Что я могла ему посоветовать? Вспомнить, что когда-то у него была неплохая профессия электрика, попробовать встретиться с выросшими и забывшими его детьми, написать жене, уехавшей в соседний район. Всё это он уже сделал, ничего из этого не получилось. Я посоветовала для начала взять домой бездомную собаку, с которой он привык разговаривать во дворе. И попробовать начать жизнь сначала, шаг за шагом.
От разговора с ним у меня осталось саднящее чувство безвыходности и недовольства собой. Как помочь? Нужно ли вообще помогать человеку, наломавшему в жизни столько дров? Чему верить из его слов? Как жила его семья – бывшая жена, сын, дочка, мать, когда он пропивал всё, дрался, неделями пропадал, тащил из дома всё, что было, не помня себя?
После него без записи зашли мама с дочкой, у которой никак не складывается с мальчиками и не определяется смысл жизни. Маме с огромным трудом удалось уговорить дочку прийти. Девочке семнадцать лет, я пыталась объяснить обеим, что это совершенно нормально, время поиска себя, смыслов, путей, но маме хотелось, чтобы и поиск шел в ускоренном виде, и вообще лучше бы его не было.
– Что искать-то? Я в ее время уже училась в колледже и работала. Что она ищет? Что ты ищешь? С одним побегала, со вторым побегала – где они теперь? Я не удивляюсь, что настроение дурное. Когда дури столько в голове!
Девочка упрямо отворачивалась от матери и ничего не отвечала ни мне, ни ей. Если бы мать пришла ко мне одна, я бы сразу ей сказала, что она неправа совершенно, и разговаривать надо прежде всего с ней самой, а не с дочерью. Но сейчас мне приходилось искать слова, которые, возможно, услышала бы и дочь, и мать.
– Вот расскажи психологу, что тебе нужно?
Конечно, есть и дети, и взрослые, которые воспринимают только такой тон, не понимают по-хорошему, которых нужно ругать, встряхивать, ставить на место, тормошить, применять к ним все возможные силовые приемы.
Я обратила внимание, что дочь незаметно закрыла уши руками. Под распущенными волосами этого было почти не видно. И постепенно болезненная гримаса на ее лице сменилась выражением спокойного равнодушия.
– У вашей дочери бывают отиты?
– Что? – Женщина на полуслове осеклась. – Какие отиты? Причем тут это? Бывают. Ну и что?
– Часто в последнее время?
– Ну… Раз или два… или три… А что?
– А сейчас не болят уши?
– Нет. У тебя болят уши? Маша! Ты слышишь меня? Маша! – Женщина изо всех сил пихнула дочку в плечо. – Ничего у нее не болит! От безделья всё это. От распущенности!
– Приходите ко мне одна, мы поговорим с вами.
– Ага, и вы мне расскажете, что всё дело во мне, что я виновата, что всё из-за меня, из-за отчима, из-за бедности, из-за чего?
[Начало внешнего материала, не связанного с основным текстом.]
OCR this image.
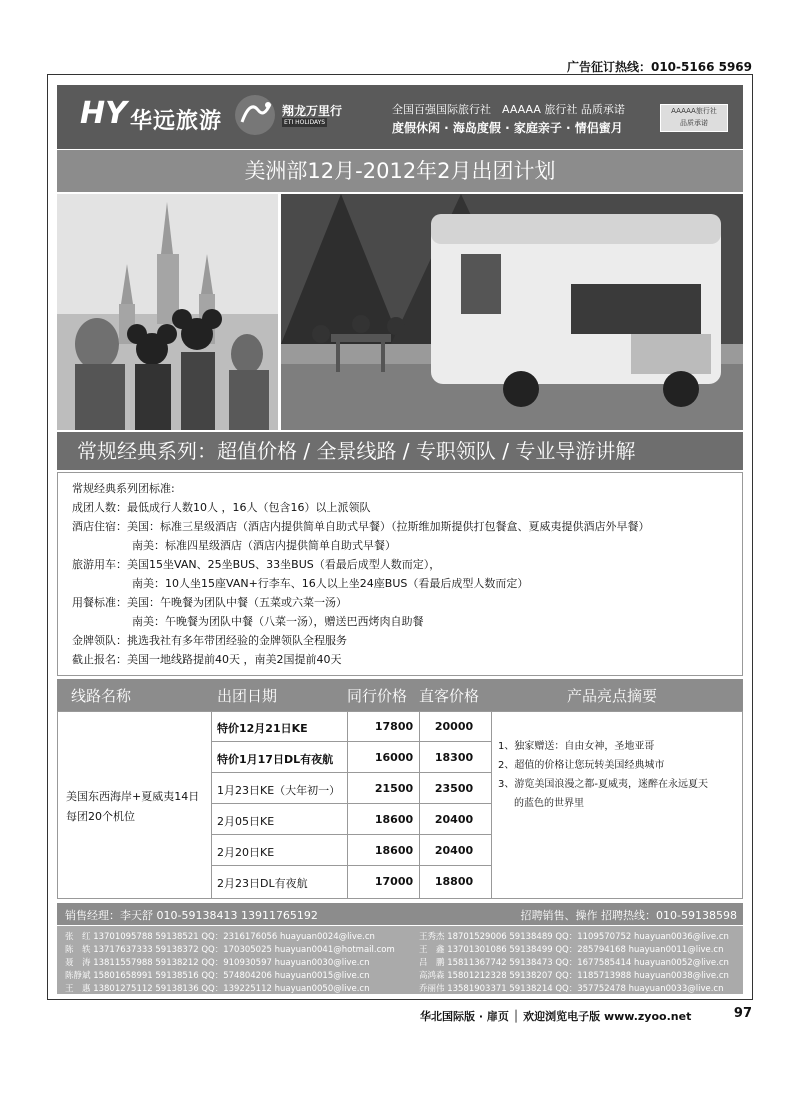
广告征订热线：010-5166 5969
HY 华远旅游	翔龙万里行
ETI HOLIDAYS
全国百强国际旅行社　AAAAA 旅行社 品质承诺
度假休闲 · 海岛度假 · 家庭亲子 · 情侣蜜月
AAAAA旅行社
品质承诺
美洲部12月-2012年2月出团计划
常规经典系列：超值价格 / 全景线路 / 专职领队 / 专业导游讲解
常规经典系列团标准:
成团人数：最低成行人数10人 ，16人（包含16）以上派领队
酒店住宿：美国：标准三星级酒店（酒店内提供简单自助式早餐）（拉斯维加斯提供打包餐盒、夏威夷提供酒店外早餐）
南美：标准四星级酒店（酒店内提供简单自助式早餐）
旅游用车：美国15坐VAN、25坐BUS、33坐BUS（看最后成型人数而定），
南美：10人坐15座VAN+行李车、16人以上坐24座BUS（看最后成型人数而定）
用餐标准：美国：午晚餐为团队中餐（五菜或六菜一汤）
南美：午晚餐为团队中餐（八菜一汤），赠送巴西烤肉自助餐
金牌领队：挑选我社有多年带团经验的金牌领队全程服务
截止报名：美国一地线路提前40天 ，南美2国提前40天
线路名称	出团日期	同行价格 直客价格	产品亮点摘要
美国东西海岸+夏威夷14日
每团20个机位
特价12月21日KE	17800	20000
特价1月17日DL有夜航	16000	18300
1月23日KE（大年初一）	21500	23500
2月05日KE	18600	20400
2月20日KE	18600	20400
2月23日DL有夜航	17000	18800
1、独家赠送：自由女神，圣地亚哥
2、超值的价格让您玩转美国经典城市
3、游览美国浪漫之都-夏威夷，迷醉在永远夏天
的蓝色的世界里
销售经理：李天舒 010-59138413 13911765192	招聘销售、操作 招聘热线：010-59138598
张　红 13701095788 59138521 QQ：2316176056 huayuan0024@live.cn
陈　轶 13717637333 59138372 QQ：170305025 huayuan0041@hotmail.com
聂　涛 13811557988 59138212 QQ：910930597 huayuan0030@live.cn
陈静斌 15801658991 59138516 QQ：574804206 huayuan0015@live.cn
王　惠 13801275112 59138136 QQ：139225112 huayuan0050@live.cn
王秀杰 18701529006 59138489 QQ：1109570752 huayuan0036@live.cn
王　鑫 13701301086 59138499 QQ：285794168 huayuan0011@live.cn
吕　鹏 15811367742 59138473 QQ：1677585414 huayuan0052@live.cn
高鸿森 15801212328 59138207 QQ：1185713988 huayuan0038@live.cn
乔丽伟 13581903371 59138214 QQ：357752478 huayuan0033@live.cn
华北国际版 · 扉页 │ 欢迎浏览电子版 www.zyoo.net	97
– Приходите, – попросила я.
Я видела упрямый взгляд ее дочери, недоброжелательный, несчастный. Уши она, скорей всего, закрывает часто. И вовсе не потому, что они у нее болят. Наоборот. Они начинают болеть оттого, что это ненужные ворота в мир. Через эти ворота приходит плохое, неприятное, злое. И нужно закрыть их. Сложнейшая система человеческого организма предполагает блок в случае аварии. У этой девочки – авария в жизни в лице ее мамы, нервной, непоследовательной, требовательной к дочери, не к себе, но все-таки любящей, заботящейся о дочери, иначе бы она сюда не пришла. Семнадцать лет – через год можно предложить дочери жить самостоятельно, заботиться о себе самой. А можно и не ждать год, некоторые так и делают.
Мама пообещала прийти еще раз – с дочерью, а дочь незаметно показала за спиной неприличный жест. Мне ли, маме ли, жизни ли, которая ей совсем пока не нравится – я могу только догадываться. Как часто жизнь начинает по-настоящему нравиться только в том возрасте, когда ее остается так мало.
Женщина, которая пришла со мной поговорить от одиночества, так и сидела в приемной.
– Пойдемте, погуляем? – предложила я ей.